San Francisco launched a new website Thursday that aims to inform residents about what they can do to prepare for an emergency, including large natural disasters such as an earthquake.
The site, SF72.org, debuted on the 24th anniversary of the Loma Prieta earthquake, a 6.9-magnitude temblor that was centered 56 miles south of San Francisco but still caused widespread damage in The City.
San Francisco’s new website will replace its 72hour.org site, which was launched in 2001 to help residents learn about how to prepare for the critical first days after a major disaster, when services aside from lifesaving ones may be unavailable.
Officials with the San Francisco Department of Emergency Management said the old site did a good job in reaching people who wanted to prepare for disasters, but the new site contains more engaging material to reach new audiences.

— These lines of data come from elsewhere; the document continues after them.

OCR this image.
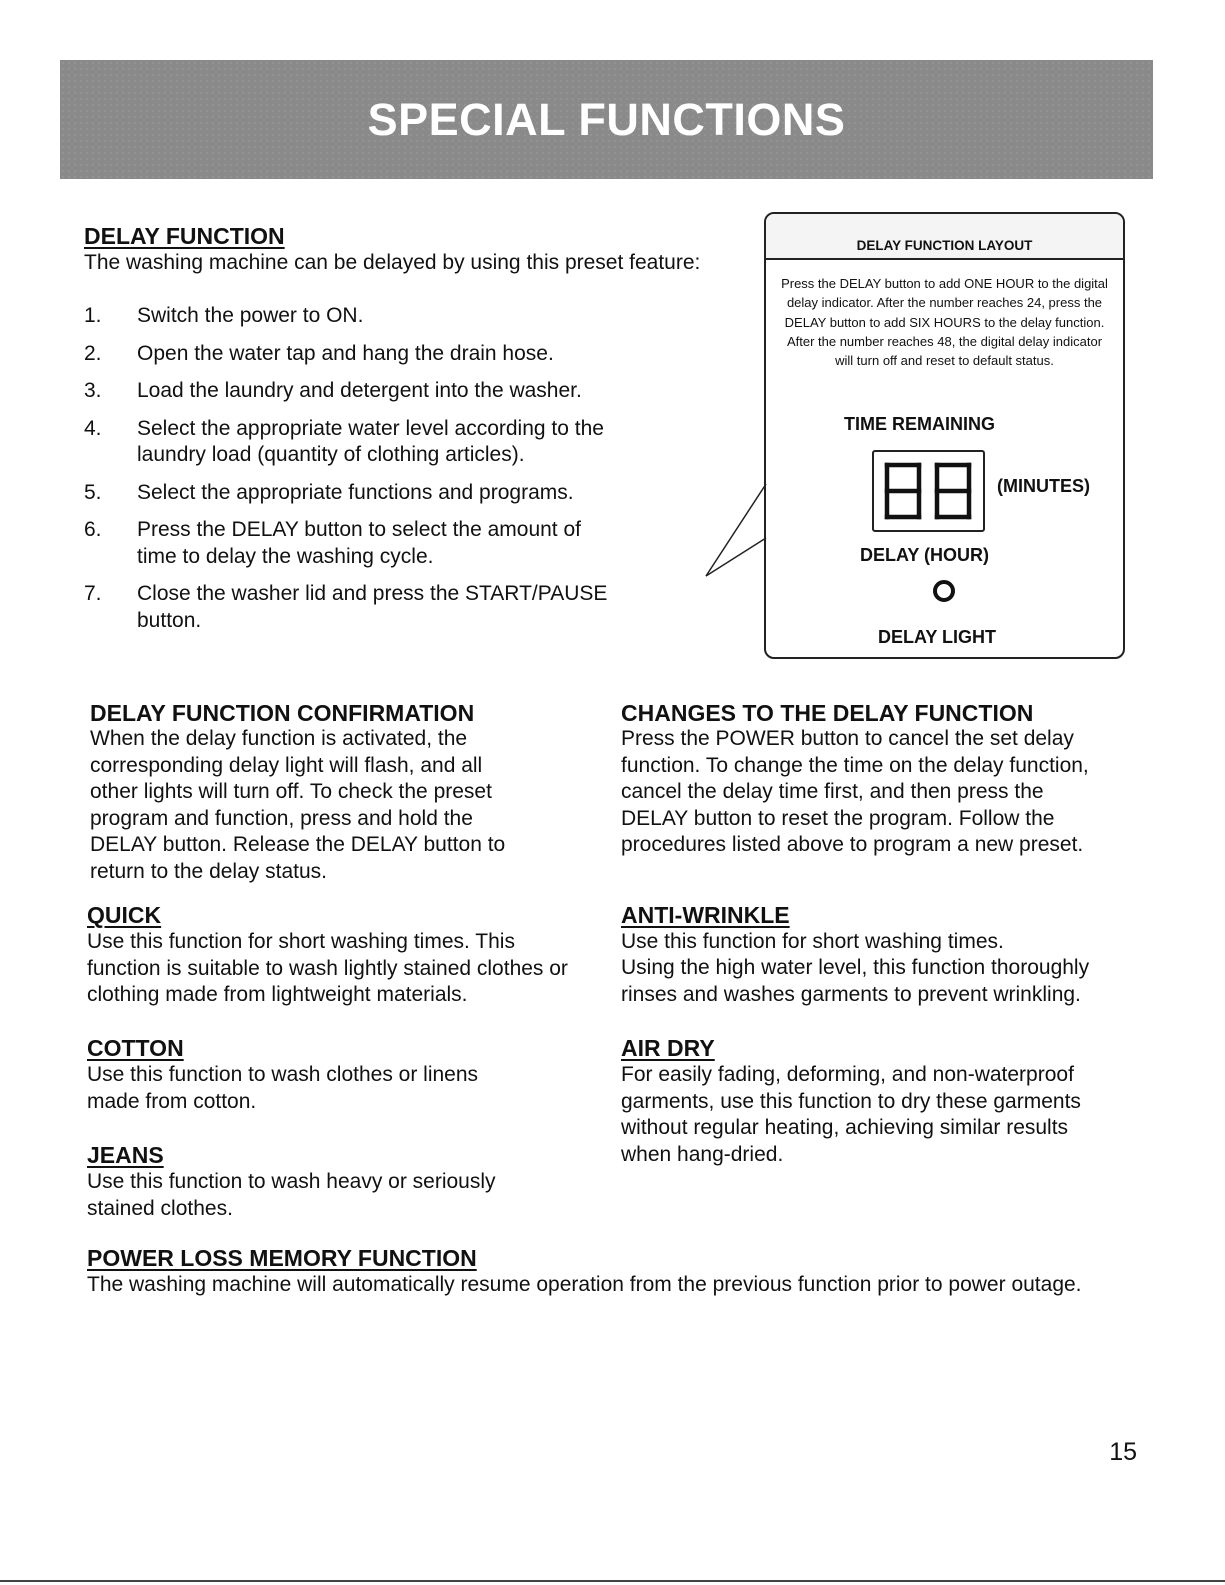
SPECIAL FUNCTIONS
DELAY FUNCTION

The washing machine can be delayed by using this preset feature:

1.	Switch the power to ON.
2.	Open the water tap and hang the drain hose.
3.	Load the laundry and detergent into the washer.
4.	Select the appropriate water level according to the laundry load (quantity of clothing articles).
5.	Select the appropriate functions and programs.
6.	Press the DELAY button to select the amount of time to delay the washing cycle.
7.	Close the washer lid and press the START/PAUSE button.
DELAY FUNCTION LAYOUT
Press the DELAY button to add ONE HOUR to the digital delay indicator. After the number reaches 24, press the DELAY button to add SIX HOURS to the delay function. After the number reaches 48, the digital delay indicator will turn off and reset to default status.
TIME REMAINING
(MINUTES)
DELAY (HOUR)
DELAY LIGHT
DELAY FUNCTION CONFIRMATION

When the delay function is activated, the corresponding delay light will flash, and all other lights will turn off. To check the preset program and function, press and hold the DELAY button. Release the DELAY button to return to the delay status.

CHANGES TO THE DELAY FUNCTION

Press the POWER button to cancel the set delay function. To change the time on the delay function, cancel the delay time first, and then press the DELAY button to reset the program. Follow the procedures listed above to program a new preset.

QUICK

Use this function for short washing times. This function is suitable to wash lightly stained clothes or clothing made from lightweight materials.

ANTI-WRINKLE

Use this function for short washing times.

Using the high water level, this function thoroughly rinses and washes garments to prevent wrinkling.

COTTON

Use this function to wash clothes or linens made from cotton.

AIR DRY

For easily fading, deforming, and non-waterproof garments, use this function to dry these garments without regular heating, achieving similar results when hang-dried.

JEANS

Use this function to wash heavy or seriously stained clothes.

POWER LOSS MEMORY FUNCTION

The washing machine will automatically resume operation from the previous function prior to power outage.

15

Thursday also marked the annual Great California Shakeout, a statewide drill that is held the third Thursday of each October.
Supervisor Katy Tang and Fire Department Chief Joanne Hayes-White joined law enforcement as well as city and school officials at Sunset Elementary School for an earthquake drill.
Before Tang and Hayes-White ducked under a desk next to fifth-grade students, they both relayed messages about the Loma Prieta quake and the need to be prepared, including Tang’s personal story about being a 7-year-old elementary school student at the time.
After the drill, students filed out of the classroom and into the schoolyard, where they were commended for their efficiency.
Tang urged students to talk to their parents about having emergency supplies, such as an earthquake kit, ready at home.
Ten-year-old student Raymond said after the drill that he feels prepared for an earthquake. He said his parents have told him stories about where they were on that shaky day in 1989.
Raymon said he has water and food set aside at his house in case disaster strikes.